Is the mind an obstacle to liberation? - Francis Answers - 59

Francis Lucille

You said: “You are available when you understand that there is nothing that you can do on your own to get to the King. When you acknowledge your total powerlessness, you become an empty room. As soon as you become an empty room, you are a sanctuary. So the King can enter, take the throne and grace you with immortal presence.” – Francis Lucille Does what I say below agree with the above, and is it true? – This is receptivity with no interference with what is received, and therefore no opportunity for mind to arise and create a game or contest or struggle between its viewpoint and what is received. In fact, it is receptivity with no receiver. It is the mind that creates the polarity or contrast with what arises, and so makes way for a mental struggle. When one is an “empty room” there is no “one” there to see the room or its emptiness, or place him or herself in contrast with it. What there is then, is completeness and fullness. Nothing is ever complete within the universe of finite duality multiplicity… and “self identity”. It is a poor analogy, but one could say that if the TV is turned off and removed from the room… there is no one there to see the picture. Awareness arises as a single located viewpoint only when there is something to be aware of. To be an “empty room” awareness must be unowned. – Thanks Stuart

Dear Stuart,

Your statement is true, provided you replace in it the word “mind” with the word “ignorance”, which leads in fact to a different statement. The mind is not the problem; ignorance (our identification with the body-mind) is the problem. Of course, it follows from this that in the total absence of mind, identification with it is impossible. The vanishing of the mind triggers the recognition of our real nature, a non-objective experience sometimes described as “enlightenment”. However, although the total absence of mind is a sufficient condition for this recognition, it is not a necessary condition for it. In other terms, we can be an empty room in the presence of mind (thoughts, sense perceptions, feelings). We are an empty room the moment we are truly open to the possibility that we (awareness) are not an objet (something perceived). This openness can be arrived at effortlessly and joyfully through investigation and understanding. Another line of approach is the yogic path in which the mind is kept focused onto its source. The assistance of a qualified instructor is almost always necessary and supplied by grace in both cases. In the latter case, the goal is the vanishing of the mind which triggers the samadhi (state) without objects. Without proper supervision, the yogin may remain stuck in a state of absence of objects, in which the absence itself is still an object, a “blank” object that veils the revelation of Presence. Such a state may bring about a temporary relief from the usual agitation of the mind, but, due the lack of the sweetness of Presence, the seeking sooner or later resumes.

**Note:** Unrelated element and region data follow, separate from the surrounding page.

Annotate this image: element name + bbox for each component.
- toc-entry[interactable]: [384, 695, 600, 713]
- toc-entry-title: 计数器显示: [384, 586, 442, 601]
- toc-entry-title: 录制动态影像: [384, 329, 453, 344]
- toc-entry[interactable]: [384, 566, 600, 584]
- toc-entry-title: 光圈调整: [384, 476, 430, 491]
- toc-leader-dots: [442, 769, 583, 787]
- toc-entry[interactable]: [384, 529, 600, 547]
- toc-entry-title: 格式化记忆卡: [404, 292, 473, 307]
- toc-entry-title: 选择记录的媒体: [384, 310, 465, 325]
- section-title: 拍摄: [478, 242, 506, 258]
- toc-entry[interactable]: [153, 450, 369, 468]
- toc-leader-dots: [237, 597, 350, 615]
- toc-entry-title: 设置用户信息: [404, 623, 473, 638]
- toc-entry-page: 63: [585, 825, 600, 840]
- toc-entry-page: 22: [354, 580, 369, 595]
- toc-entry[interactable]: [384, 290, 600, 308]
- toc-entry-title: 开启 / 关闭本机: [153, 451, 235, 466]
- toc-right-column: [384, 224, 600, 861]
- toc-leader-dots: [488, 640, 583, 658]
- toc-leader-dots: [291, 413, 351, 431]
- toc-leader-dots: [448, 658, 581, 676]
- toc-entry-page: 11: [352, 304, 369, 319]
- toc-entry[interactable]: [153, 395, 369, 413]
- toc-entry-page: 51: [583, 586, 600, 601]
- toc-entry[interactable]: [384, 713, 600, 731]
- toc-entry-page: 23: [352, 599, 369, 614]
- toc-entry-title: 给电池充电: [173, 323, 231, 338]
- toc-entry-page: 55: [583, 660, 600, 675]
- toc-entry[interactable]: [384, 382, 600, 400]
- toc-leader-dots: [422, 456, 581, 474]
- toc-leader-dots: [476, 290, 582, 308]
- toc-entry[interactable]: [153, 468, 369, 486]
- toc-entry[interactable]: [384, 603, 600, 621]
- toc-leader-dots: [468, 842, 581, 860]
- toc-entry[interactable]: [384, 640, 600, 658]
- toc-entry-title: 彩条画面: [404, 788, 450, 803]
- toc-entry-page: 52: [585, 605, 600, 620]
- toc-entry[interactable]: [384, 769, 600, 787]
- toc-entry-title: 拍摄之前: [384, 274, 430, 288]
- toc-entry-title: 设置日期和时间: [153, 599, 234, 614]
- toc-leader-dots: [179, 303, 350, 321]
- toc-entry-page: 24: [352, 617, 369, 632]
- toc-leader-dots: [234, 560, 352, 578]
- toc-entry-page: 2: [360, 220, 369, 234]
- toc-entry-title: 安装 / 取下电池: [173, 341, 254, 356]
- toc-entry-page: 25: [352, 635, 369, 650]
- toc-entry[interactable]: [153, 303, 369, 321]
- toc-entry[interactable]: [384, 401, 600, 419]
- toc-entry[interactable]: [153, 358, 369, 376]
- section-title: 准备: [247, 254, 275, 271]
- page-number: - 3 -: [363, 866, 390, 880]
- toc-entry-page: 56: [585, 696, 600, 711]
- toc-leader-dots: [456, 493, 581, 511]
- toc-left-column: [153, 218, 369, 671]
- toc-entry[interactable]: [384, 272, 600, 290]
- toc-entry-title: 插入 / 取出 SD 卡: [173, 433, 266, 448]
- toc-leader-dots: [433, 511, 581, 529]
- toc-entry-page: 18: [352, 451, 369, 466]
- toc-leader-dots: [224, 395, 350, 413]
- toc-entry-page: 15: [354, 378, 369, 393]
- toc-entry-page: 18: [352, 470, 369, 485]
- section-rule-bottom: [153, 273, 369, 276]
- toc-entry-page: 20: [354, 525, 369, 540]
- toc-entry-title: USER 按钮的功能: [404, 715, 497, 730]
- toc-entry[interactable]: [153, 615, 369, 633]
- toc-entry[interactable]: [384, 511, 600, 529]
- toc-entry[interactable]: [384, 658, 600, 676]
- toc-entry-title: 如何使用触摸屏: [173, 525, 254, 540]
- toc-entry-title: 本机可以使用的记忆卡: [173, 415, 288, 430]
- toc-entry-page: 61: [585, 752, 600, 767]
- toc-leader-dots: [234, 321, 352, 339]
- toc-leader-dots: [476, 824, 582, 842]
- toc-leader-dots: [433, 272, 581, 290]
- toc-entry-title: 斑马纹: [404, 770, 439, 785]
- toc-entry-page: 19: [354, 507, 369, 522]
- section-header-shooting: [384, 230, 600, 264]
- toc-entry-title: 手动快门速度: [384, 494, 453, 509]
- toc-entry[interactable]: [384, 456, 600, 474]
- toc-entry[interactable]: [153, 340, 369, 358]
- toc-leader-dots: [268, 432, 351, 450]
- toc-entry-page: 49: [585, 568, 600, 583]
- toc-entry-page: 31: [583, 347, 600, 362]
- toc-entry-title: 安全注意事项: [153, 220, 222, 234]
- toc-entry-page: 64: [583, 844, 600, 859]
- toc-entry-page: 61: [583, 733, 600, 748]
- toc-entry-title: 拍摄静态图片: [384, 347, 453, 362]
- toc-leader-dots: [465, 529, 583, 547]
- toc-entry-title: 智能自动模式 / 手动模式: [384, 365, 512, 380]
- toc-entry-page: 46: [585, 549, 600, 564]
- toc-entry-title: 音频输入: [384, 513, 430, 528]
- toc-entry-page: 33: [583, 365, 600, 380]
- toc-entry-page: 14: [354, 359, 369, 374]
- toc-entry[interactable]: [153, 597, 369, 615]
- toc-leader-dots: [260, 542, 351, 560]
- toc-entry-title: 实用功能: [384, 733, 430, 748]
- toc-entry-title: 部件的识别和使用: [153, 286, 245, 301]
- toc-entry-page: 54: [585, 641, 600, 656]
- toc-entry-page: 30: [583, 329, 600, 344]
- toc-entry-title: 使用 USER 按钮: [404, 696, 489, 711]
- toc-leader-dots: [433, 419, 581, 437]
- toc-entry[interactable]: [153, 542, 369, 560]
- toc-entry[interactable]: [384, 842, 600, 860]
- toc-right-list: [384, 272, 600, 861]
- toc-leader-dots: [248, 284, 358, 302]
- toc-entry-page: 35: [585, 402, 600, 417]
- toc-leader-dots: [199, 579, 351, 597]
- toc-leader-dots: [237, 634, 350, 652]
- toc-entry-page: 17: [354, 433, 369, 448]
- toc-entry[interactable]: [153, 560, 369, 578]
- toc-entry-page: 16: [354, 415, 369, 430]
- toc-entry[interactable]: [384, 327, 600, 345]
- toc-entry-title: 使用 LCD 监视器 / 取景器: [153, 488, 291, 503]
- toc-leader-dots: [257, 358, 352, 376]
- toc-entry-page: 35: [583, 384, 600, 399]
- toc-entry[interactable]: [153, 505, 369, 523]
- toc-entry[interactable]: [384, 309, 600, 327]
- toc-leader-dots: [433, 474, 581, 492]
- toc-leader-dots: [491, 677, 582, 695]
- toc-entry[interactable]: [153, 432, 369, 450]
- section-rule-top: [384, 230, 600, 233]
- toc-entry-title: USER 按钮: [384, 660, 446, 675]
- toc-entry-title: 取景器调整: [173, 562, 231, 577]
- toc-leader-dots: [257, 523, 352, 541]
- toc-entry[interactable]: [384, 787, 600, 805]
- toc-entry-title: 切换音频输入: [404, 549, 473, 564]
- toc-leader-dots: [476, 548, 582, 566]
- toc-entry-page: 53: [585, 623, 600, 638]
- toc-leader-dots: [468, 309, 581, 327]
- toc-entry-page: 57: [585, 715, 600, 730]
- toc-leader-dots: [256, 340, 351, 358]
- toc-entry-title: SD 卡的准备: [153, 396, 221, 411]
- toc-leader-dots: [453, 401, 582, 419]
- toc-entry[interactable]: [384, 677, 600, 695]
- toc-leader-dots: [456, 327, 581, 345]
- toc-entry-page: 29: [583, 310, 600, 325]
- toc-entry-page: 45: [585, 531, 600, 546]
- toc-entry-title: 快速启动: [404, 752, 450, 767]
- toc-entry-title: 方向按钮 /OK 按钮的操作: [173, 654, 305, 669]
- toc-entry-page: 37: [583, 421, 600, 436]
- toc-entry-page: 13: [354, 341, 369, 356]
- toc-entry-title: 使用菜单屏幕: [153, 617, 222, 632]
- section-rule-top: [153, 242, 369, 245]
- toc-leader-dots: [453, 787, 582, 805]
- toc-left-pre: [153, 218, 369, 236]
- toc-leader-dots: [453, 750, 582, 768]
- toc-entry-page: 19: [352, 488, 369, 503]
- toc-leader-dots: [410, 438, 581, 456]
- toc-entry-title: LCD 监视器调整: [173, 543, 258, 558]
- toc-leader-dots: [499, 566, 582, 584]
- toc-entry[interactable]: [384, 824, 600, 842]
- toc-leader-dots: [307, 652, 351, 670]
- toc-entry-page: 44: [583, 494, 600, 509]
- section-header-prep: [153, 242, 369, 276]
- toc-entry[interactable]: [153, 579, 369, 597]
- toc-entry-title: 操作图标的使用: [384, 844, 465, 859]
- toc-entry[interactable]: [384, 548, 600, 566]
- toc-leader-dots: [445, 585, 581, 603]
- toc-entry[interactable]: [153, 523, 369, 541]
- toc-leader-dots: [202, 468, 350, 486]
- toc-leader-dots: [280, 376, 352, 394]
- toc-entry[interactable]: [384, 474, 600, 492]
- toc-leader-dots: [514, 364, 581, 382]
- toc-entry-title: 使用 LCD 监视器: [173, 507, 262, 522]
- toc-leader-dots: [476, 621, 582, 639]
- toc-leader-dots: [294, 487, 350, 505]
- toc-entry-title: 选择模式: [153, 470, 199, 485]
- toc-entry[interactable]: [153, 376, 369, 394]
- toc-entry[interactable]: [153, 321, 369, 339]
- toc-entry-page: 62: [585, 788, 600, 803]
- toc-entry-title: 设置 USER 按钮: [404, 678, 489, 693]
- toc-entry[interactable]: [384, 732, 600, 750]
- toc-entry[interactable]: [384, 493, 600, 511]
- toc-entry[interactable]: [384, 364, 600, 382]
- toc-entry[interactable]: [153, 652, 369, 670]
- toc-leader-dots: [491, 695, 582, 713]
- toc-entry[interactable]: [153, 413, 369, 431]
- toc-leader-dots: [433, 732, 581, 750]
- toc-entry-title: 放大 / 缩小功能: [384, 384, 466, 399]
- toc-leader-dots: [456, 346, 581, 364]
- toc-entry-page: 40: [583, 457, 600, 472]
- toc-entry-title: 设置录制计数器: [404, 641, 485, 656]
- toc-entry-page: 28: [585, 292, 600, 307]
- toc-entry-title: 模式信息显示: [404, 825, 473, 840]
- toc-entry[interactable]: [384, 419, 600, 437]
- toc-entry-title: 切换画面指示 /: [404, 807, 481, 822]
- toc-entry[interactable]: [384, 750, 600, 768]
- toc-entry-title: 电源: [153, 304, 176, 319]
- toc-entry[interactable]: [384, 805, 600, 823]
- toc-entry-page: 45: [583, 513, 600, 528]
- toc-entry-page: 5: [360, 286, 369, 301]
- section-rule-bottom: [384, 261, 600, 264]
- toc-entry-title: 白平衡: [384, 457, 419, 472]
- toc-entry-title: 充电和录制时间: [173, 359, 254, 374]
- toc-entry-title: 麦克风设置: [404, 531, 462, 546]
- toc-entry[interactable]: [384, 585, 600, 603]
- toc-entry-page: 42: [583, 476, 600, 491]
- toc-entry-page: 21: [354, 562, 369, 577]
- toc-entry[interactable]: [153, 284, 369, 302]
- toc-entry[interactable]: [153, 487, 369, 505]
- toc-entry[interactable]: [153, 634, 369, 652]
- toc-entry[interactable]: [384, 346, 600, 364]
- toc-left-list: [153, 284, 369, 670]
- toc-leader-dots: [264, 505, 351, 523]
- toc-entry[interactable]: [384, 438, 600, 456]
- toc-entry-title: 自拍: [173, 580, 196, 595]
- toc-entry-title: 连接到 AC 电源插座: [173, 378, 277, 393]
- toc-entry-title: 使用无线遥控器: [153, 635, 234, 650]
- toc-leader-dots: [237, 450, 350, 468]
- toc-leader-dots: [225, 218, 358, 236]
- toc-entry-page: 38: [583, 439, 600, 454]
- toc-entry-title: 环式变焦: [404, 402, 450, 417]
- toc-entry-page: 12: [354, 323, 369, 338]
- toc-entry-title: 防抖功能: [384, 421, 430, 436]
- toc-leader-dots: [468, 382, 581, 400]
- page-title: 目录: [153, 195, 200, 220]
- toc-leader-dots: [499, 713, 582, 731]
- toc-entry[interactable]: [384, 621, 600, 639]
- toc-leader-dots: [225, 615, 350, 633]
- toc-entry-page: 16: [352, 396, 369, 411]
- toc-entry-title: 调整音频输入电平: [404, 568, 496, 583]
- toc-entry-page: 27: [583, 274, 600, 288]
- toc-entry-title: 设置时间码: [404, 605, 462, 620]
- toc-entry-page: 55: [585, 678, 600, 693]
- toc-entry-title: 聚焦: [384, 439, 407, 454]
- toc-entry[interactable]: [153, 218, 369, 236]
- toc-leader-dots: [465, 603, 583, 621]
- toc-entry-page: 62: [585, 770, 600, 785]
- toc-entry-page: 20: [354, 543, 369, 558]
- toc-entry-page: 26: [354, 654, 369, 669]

The reason I am bringing this up is because of the use of the word “mind” in your question, as if the mind were an obstacle: “it is the mind that creates the polarity”. This misunderstanding is sometimes found in Advaitic and Buddhist teachings. In fact, it is ignorance, not the mind that creates duality. The mind is simply the tool used for its creation, the same tool which, at the service of supreme intelligence, is used for its abolition. If we deny ourselves the use of the mind, in the form of higher reasoning, as an instrument of liberation, we are like a prisoner who, although he is in possession of the key to its jail cell, refuses to use it because it is the instrument that was used to lock him in.

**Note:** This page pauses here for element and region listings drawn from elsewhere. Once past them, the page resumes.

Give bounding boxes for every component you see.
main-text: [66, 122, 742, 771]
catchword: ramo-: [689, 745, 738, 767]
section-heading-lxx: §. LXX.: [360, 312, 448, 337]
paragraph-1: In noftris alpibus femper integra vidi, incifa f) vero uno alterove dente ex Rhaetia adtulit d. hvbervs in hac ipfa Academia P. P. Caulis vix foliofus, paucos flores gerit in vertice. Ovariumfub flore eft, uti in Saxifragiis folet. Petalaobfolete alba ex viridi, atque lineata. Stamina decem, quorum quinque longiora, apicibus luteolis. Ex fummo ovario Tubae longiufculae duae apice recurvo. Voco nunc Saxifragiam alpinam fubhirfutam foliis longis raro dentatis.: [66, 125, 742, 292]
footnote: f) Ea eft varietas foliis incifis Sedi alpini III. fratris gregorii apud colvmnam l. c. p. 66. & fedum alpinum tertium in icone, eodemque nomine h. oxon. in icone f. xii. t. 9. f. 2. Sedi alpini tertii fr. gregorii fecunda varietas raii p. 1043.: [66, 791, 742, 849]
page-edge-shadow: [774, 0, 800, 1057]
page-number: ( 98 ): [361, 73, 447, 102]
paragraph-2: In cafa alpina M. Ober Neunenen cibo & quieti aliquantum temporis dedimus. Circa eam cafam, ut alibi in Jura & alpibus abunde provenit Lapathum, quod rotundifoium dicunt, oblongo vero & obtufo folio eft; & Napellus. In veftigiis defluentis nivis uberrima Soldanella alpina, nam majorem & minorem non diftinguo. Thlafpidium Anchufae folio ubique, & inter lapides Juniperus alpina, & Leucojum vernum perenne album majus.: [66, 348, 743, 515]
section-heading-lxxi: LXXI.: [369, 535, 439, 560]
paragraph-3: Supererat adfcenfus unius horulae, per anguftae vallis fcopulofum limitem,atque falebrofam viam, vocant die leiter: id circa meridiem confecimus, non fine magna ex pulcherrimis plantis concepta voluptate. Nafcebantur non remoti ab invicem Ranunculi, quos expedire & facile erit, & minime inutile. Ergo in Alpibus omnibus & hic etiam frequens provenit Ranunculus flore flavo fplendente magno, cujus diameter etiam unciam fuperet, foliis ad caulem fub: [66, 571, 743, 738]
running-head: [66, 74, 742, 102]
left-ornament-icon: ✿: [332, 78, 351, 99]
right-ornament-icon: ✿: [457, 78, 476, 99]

Regarding the end of your statement:

“When one is an “empty room” there is no “one” there to see the room or its emptiness, or place him or herself in contrast with it.”, it should be completed as follows: “When one is an “empty room” there is no “one” there objectively to see the room or its emptiness, or place him or herself in contrast with it.” In other words, the absence of ignorance or identification with a pseudo subject doesn’t imply the absence of ordinary subjective awareness.

Love,

Francis

P.S. For the sake of clarity, and for the comfort of our friends reading these answers, I would prefer direct questions, one question at a time, rather than multiple questions or questions asking for comments on statements made by you or by others.